Weddings are a time for celebration and joy, not an occasion to score points. It’s important to remember that the wedding day is about the couple and their love for each other. It’s also a time for family and friends to come together and share in the joy of the occasion.
Unfortunately, A bride found herself in a sticky situation during her wedding and asked the forum, “MIL Ordered Food At Our Wedding Dinner Before We Got There. We told her she was rude. Am I overreacting?
Here’s what happened.
THE BACKSTORY

The original poster (29, F) married her husband (31, M) last week. They had a small, intimate wedding with close family and a few friends.
THEY DECIDED TO KEEP MIL AWAY FROM WEDDING PLANNING

At times, the original poster’s (OP) MIL has attempted to cross boundaries, but they have successfully (for the most part) put our foot down.
When it came to wedding planning, OP’s in-laws were the last to know details, and OP and her husband thwarted every attempt at them paying for the wedding.
“This was a lifesaver since MIL assumed if she could pay- she could make it the wedding she wanted. We squashed that pretty fast and told our coordinator not to accept anything from her,” says OP.
OP’S MIL ALSO LIKES TO SPILL DETAILS TO THE FAMILY

“We have quietly kept them on an information diet since that incident, and we have also learned that MIL will spill every detail to family- even things she just wants to be true but aren’t. We learned this the hard way,” explains OP.
OP AND HUSBAND DECIDED TO HAVE A SMALL DINNER AFTER THE WEDDING

Because it was a small wedding, and several people unfortunately couldn’t attend past the ceremony, OP and her husband decided not to have a typical reception. They instead booked a room for dinner at a nice restaurant with a limited menu they picked out.
OP AND HUSBAND WERE A LITTLE LATE TO THE DINNER

“We arrived a little after everyone else (10 mins) as I changed out of a big wedding dress into a smaller gown for dinner. I sent an update about this, and everyone knew they would be at the restaurant a little before us,” explains OP.
WHAT DID THEY SEE WHEN THEY ARRIVED?

“When we arrived, my in-laws all had food for themselves ordered and at the table. The remaining guests had nothing; they had just ordered themselves drinks,” says OP.
Some of OP’s more vocal guests made a lot of comments about how they felt it was bad taste for my MIL to order food for her side of the family before the bride and groom got there.
WHAT DID OP’S HUSBAND SAY?

OP’s husband was also not impressed but kept the peace since it was their wedding day. OP did the same.
OP’s MIL’s reasoning for doing this was that she didn’t want to wait and ordered what she knew her side of the family wanted and that we could do what we wanted after we arrived.
OP’S OTHER GUESTS FELT IT WAS RUDE

“Me and my husband (along with the other guests) all felt it was strange and rude to do that at our wedding dinner,” says OP.
OP’S MIL FEELS IT IS NOT A BIG DEAL

OP’s MIL is not a fan of the comments from our other guests and OP’s family telling her to wait before ordering. She thinks this isn’t a big deal.
“Am I overreacting,” asks OP
Here’s how people responded.
WHY DID THE RESTAURANT ALLOW THIS TO HAPPEN?

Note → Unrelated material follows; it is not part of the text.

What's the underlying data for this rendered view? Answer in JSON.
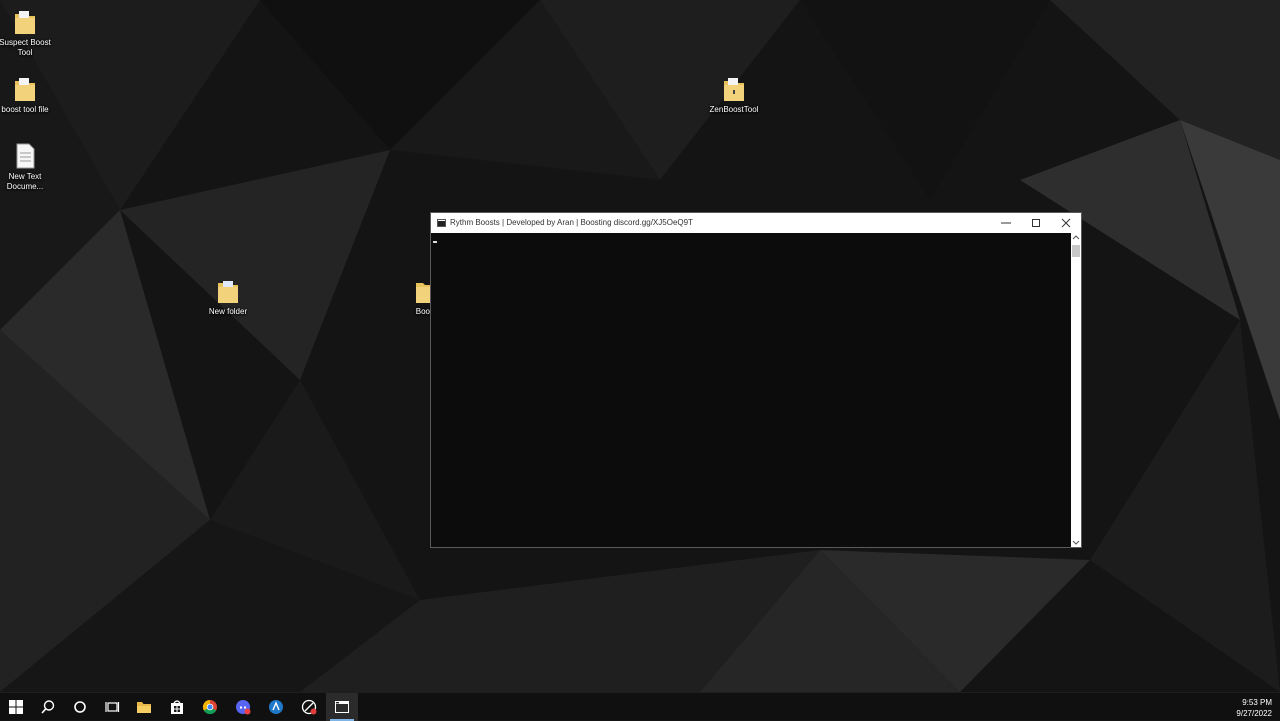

“Honestly, I have an issue with the restaurant for allowing this to happen. They know you’re the ones who paid for the dinner and were the guest of honor. They never should’ve allowed this to happen without asking your permission first. You should have complained to them, and you should’ve received a discount.”
YOUR MIL IS EXCEPTIONALLY RUDE AND ENTITLED

“You are not overreacting, and neither were your other guests.
Your MIL and all your ILs acted exceptionally rude and entitled. Who eats dinner with others and just orders for themselves without consideration of others? I can’t even.”
YOU ARE NOT OVERREACTING

“I do not feel you are overreacting. She has repeatedly shown you who she is. You should believe her. She will push harder each time you don’t react with strong consequences to her boundary bashing. But make sure DH is fully on board, too.”
HER BEHAVIOR NEEDS TO BE CHECKED

“Her piggish behavior needed to be called out. Good on your guests for doing so.
If she brings it up to the two of you, your new husband should tell her, “I’m glad they said something so that we didn’t have to. You ALWAYS wait for the guests of honor, and it wasn’t you, Mom.”